MetricFigureContextEmployment rate (10 months)~72%The headline blendPrimary placementNew Orleans and LouisianaWhere the pipeline pointsNetwork strengthMaritime law, energy law, civil law systemStrongest for matching plansU.S. News rank#50Peer-tier context
Taken literally: ten months after graduation, 72% of the class had a job, any kind, any duration, any funder. The figure that should drive your decision is narrower: full-time, long-term, bar-passage-required employment as a share of all graduates, because that category and only that category means practicing law. The rest of the blend, part-time, JD-advantage, school-funded, is context worth reading and discounting.
This is not Tulane Law School being evasive; it is the standard format every school reports in, which is exactly why the ABA requires a disclosure that lets you take the blend apart.

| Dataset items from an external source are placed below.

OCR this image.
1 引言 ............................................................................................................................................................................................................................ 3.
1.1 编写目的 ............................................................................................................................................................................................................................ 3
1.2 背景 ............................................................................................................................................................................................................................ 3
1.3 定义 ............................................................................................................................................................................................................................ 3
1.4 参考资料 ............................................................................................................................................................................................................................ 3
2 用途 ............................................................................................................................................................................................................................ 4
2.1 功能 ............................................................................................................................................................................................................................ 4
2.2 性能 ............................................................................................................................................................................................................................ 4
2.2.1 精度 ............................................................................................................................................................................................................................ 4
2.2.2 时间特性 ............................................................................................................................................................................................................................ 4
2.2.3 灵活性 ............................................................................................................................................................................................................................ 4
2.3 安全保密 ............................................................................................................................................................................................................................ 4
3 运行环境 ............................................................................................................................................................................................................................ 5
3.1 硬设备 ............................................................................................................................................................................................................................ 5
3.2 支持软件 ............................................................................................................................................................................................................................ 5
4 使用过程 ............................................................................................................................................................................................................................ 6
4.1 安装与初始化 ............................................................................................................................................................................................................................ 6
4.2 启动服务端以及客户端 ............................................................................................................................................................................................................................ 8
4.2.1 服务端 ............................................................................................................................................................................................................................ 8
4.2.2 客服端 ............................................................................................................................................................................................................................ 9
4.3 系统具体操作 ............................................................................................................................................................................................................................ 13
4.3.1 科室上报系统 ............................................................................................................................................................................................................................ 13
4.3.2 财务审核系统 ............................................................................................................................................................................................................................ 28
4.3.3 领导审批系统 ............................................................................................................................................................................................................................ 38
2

Every accredited school publishes a Standard 509 report and an employment summary annually, the raw, audited version of the brochure. Four moves, ten minutes: One, isolate the real categoryfull-time, long-term, bar-required, computed as a share of the whole class, not of “employed graduates.” Two, check who’s payingschool-funded positions are listed separately; a school employing its own graduates is supporting them, not placing them. Three, read the JD-advantage line skepticallysome of those roles are chosen, some are landed on; the line deserves attention when it is large. Four, map geography to your lifeplacement power is local, and a network concentrated somewhere you will not live is a discount, not an asset.

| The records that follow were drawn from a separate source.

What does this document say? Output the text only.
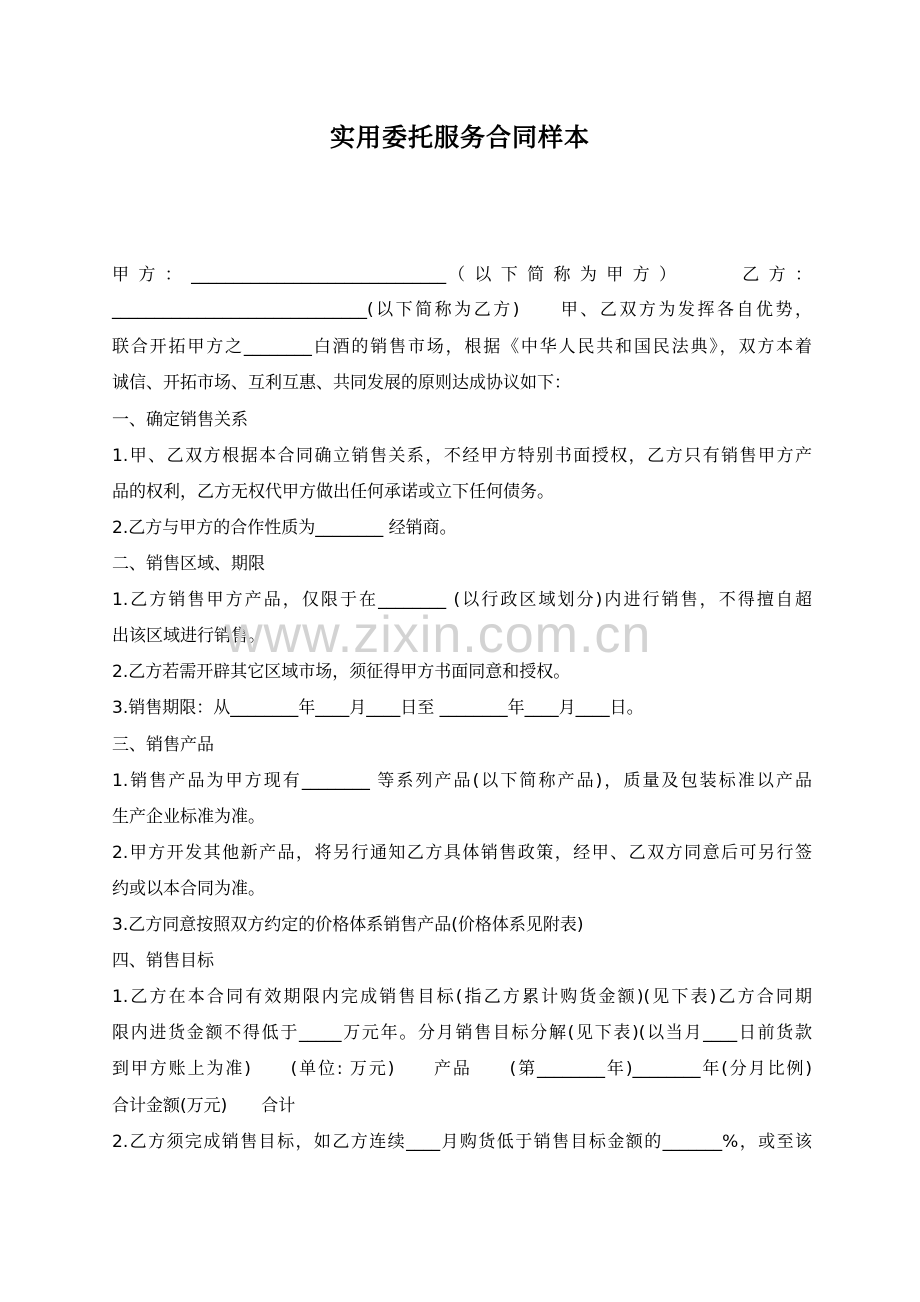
实用委托服务合同样本
甲 方 ： ______________________________（ 以 下 简 称 为 甲 方 ） 　　　乙 方 ：
______________________________(以下简称为乙方)　　甲、乙双方为发挥各自优势，
联合开拓甲方之________白酒的销售市场，根据《中华人民共和国民法典》，双方本着
诚信、开拓市场、互利互惠、共同发展的原则达成协议如下：
一、确定销售关系
1.甲、乙双方根据本合同确立销售关系，不经甲方特别书面授权，乙方只有销售甲方产
品的权利，乙方无权代甲方做出任何承诺或立下任何债务。
2.乙方与甲方的合作性质为________ 经销商。
二、销售区域、期限
1.乙方销售甲方产品，仅限于在________ (以行政区域划分)内进行销售，不得擅自超
出该区域进行销售。
2.乙方若需开辟其它区域市场，须征得甲方书面同意和授权。
3.销售期限：从________年____月____日至 ________年____月____日。
三、销售产品
1.销售产品为甲方现有________ 等系列产品(以下简称产品)，质量及包装标准以产品
生产企业标准为准。
2.甲方开发其他新产品，将另行通知乙方具体销售政策，经甲、乙双方同意后可另行签
约或以本合同为准。
3.乙方同意按照双方约定的价格体系销售产品(价格体系见附表)
四、销售目标
1.乙方在本合同有效期限内完成销售目标(指乙方累计购货金额)(见下表)乙方合同期
限内进货金额不得低于_____万元年。分月销售目标分解(见下表)(以当月____日前货款
到甲方账上为准)　　(单位: 万元)　　产品　　(第________年)________年(分月比例)
合计金额(万元)　　合计
2.乙方须完成销售目标，如乙方连续____月购货低于销售目标金额的_______%，或至该
www.zixin.com.cn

Withheld Tip: compare the same school’s 509 across two or three years before trusting any single one. One strong year is a cohort; three is a pipeline. Trendlines are harder to stage than snapshots.
Employment data only becomes a decision once you add the one variable the school cannot publish: your destination. Placement strength is geographic, here, New Orleans and Louisiana., and a powerful network in the wrong city is a weak network for you. So invert the usual order, choose the market, then choose the school as the best vehicle into it. Never the reverse.

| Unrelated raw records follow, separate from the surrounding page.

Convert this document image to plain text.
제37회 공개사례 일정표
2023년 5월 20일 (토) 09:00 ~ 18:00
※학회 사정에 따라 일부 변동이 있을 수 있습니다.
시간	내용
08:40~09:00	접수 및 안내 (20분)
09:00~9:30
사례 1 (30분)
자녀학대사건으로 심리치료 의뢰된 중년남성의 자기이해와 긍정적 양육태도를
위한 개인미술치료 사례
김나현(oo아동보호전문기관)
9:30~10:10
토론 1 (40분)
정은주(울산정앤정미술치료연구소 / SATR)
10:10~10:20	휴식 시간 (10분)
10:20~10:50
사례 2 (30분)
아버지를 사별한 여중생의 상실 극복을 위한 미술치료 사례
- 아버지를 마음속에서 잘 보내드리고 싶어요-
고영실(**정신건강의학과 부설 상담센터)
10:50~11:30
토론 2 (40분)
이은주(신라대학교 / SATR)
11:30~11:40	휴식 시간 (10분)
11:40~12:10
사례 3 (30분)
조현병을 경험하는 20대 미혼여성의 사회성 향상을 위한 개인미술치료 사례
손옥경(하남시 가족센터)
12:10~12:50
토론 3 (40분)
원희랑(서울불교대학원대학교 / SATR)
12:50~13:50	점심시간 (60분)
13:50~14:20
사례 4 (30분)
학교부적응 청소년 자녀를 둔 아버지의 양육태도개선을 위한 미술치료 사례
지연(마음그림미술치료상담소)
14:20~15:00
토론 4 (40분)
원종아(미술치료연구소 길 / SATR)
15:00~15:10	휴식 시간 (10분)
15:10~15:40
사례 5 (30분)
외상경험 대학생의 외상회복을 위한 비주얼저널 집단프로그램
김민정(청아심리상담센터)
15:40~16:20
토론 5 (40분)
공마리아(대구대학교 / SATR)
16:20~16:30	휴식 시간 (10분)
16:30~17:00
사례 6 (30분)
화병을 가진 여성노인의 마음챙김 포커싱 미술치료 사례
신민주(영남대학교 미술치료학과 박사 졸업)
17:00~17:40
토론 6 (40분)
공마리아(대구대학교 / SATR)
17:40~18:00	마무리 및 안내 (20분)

Roughly 72% report employment ten months after graduation, across all categories. The more meaningful figure, full-time, long-term, bar-required placement, requires the ABA 509 breakdown, which is exactly where you should look next.
Primarily New Orleans and Louisiana, with particular strength in maritime law, energy law, civil law system. Read the geography as infrastructure: alumni, employers, and on-campus recruiting all live where the school’s history lives, and your outcomes will too.
They do, and the 509 isolates them on a dedicated line so you can decide what they mean. Read them as institutional support for graduates, valuable to those in them, and distinct from market hiring when you evaluate the school.
The discipline this page teaches, decompose the headline, locate the geography, verify across years, is the same discipline the career itself will demand. Treat the school’s employment summary as your first case file. The applicants who read it that way tend to end up on the right side of the statistics they once scrutinized.